Sikorski wiceszefem PO? "Byłby to miły wyraz zaufania"
Wybór na stanowisko wiceszefa PO byłby miłym wyrazem zaufania, ale zdecyduje demokracja - tak minister spraw zagranicznych Radosław Sikorski odniósł się do zapowiedzi premiera Donalda Tuska, że zarekomenduje go na jednego z wiceprzewodniczących Platformy.
07.10.2010 | aktual.: 07.10.2010 11:58
W piątek w Warszawie zbierze się Rada Krajowa PO, by uzupełnić skład zarządu partii.
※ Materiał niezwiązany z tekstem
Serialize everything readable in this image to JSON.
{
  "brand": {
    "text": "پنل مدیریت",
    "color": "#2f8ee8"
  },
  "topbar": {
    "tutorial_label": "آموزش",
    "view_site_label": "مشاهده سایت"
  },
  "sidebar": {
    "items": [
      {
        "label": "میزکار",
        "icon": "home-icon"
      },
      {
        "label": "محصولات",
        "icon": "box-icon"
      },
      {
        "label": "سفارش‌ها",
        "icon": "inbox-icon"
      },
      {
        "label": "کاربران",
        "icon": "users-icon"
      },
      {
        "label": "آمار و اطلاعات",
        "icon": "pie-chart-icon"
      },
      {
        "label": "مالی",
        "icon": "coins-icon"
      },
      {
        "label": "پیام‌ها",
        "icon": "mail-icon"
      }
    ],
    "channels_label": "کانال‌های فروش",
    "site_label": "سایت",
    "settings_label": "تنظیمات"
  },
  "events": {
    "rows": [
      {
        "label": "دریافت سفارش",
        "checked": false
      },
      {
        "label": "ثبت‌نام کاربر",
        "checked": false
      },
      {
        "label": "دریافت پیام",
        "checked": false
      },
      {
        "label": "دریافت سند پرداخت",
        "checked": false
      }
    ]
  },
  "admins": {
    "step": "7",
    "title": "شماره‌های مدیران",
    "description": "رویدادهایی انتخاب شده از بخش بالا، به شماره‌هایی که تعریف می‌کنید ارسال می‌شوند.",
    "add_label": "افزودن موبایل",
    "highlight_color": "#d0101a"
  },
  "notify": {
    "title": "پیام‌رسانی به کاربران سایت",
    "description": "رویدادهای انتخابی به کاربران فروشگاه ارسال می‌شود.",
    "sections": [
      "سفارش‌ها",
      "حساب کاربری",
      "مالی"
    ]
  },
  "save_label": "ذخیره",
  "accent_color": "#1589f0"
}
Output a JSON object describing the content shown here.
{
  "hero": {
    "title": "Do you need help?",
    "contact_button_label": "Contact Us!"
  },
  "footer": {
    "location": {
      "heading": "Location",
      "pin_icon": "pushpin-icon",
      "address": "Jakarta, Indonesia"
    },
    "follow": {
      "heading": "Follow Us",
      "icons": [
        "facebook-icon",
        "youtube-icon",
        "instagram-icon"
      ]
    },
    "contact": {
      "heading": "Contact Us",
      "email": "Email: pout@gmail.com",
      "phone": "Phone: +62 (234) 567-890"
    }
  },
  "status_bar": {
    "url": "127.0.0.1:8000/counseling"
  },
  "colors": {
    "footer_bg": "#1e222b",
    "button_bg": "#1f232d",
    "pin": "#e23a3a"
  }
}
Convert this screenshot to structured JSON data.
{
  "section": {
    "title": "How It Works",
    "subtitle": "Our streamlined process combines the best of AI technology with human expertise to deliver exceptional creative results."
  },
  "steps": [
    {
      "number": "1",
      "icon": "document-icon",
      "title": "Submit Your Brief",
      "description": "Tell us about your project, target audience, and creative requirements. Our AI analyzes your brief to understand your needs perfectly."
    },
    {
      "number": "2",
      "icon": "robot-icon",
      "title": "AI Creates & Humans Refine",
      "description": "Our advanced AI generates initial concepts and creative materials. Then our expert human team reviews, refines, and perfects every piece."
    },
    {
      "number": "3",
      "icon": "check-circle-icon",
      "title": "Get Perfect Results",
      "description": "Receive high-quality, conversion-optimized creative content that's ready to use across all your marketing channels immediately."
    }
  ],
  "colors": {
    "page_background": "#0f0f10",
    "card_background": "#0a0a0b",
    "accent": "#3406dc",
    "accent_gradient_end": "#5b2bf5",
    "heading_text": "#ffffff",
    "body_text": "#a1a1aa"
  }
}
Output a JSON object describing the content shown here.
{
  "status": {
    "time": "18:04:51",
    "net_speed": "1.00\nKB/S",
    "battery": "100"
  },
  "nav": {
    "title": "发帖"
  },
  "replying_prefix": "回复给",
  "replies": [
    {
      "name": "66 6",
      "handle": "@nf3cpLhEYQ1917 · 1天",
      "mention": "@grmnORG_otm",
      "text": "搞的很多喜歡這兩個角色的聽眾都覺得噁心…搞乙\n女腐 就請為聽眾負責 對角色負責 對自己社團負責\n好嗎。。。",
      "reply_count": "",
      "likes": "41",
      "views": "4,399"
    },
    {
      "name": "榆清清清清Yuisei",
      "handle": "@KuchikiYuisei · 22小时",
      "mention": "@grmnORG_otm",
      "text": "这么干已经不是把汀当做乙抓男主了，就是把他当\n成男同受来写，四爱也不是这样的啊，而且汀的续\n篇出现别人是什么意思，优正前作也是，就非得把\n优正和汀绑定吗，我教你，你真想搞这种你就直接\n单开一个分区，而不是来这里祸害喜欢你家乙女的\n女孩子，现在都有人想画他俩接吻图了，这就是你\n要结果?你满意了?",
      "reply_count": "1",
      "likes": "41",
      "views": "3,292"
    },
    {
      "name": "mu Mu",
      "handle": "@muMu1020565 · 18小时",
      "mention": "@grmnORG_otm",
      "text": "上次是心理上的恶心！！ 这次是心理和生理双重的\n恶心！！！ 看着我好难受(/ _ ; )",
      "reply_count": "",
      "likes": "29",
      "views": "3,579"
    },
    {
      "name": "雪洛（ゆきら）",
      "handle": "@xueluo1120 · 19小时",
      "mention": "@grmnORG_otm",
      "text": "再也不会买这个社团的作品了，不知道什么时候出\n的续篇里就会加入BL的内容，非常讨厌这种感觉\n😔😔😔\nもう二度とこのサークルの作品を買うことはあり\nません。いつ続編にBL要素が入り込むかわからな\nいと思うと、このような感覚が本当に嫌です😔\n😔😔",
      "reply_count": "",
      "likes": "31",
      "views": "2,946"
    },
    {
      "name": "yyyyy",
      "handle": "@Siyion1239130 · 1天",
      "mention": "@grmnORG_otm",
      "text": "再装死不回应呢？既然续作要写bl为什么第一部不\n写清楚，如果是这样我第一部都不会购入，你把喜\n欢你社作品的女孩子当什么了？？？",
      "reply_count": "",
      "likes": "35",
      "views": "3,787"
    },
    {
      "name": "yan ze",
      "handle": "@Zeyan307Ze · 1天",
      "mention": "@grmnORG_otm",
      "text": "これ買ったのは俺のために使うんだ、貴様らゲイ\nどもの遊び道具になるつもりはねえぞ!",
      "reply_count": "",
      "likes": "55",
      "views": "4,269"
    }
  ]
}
Ma się w nim znaleźć - obok szefa partii - czterech wiceprzewodniczących, czterech kolejnych członków oraz 16 szefów regionalnych struktur PO.
Tusk powiedział w środę, że na stanowiska wiceszefów zarekomenduje: marszałka Sejmu Grzegorza Schetynę (na pierwszego wiceprzewodniczącego), minister zdrowia Ewę Kopacz, prezydent Warszawy Hannę Gronkiewicz-Waltz oraz Sikorskiego.
- To będzie kwestia, która będzie podlegać tajnemu głosowaniu podczas piątkowego spotkania Rady Krajowej PO. Taki wyraz zaufania byłby oczywiście bardzo miły, ale zdecyduje demokracja - powiedział Sikorski w czwartek dziennikarzom, odnosząc się do zapowiedzi, że będzie jednym z kandydatów na wiceszefa Platformy. Szef MSZ przebywa w czwartek z oficjalną wizytą w Turcji.
Tusk ocenił w środę, że czwórka polityków - których zarekomenduje na wiceszefów partii - to "autentyczna i przekonująca czołówka Platformy". Wyraził nadzieję, że Rada Krajowa Platformy przyjmie w piątek jego rekomendacje.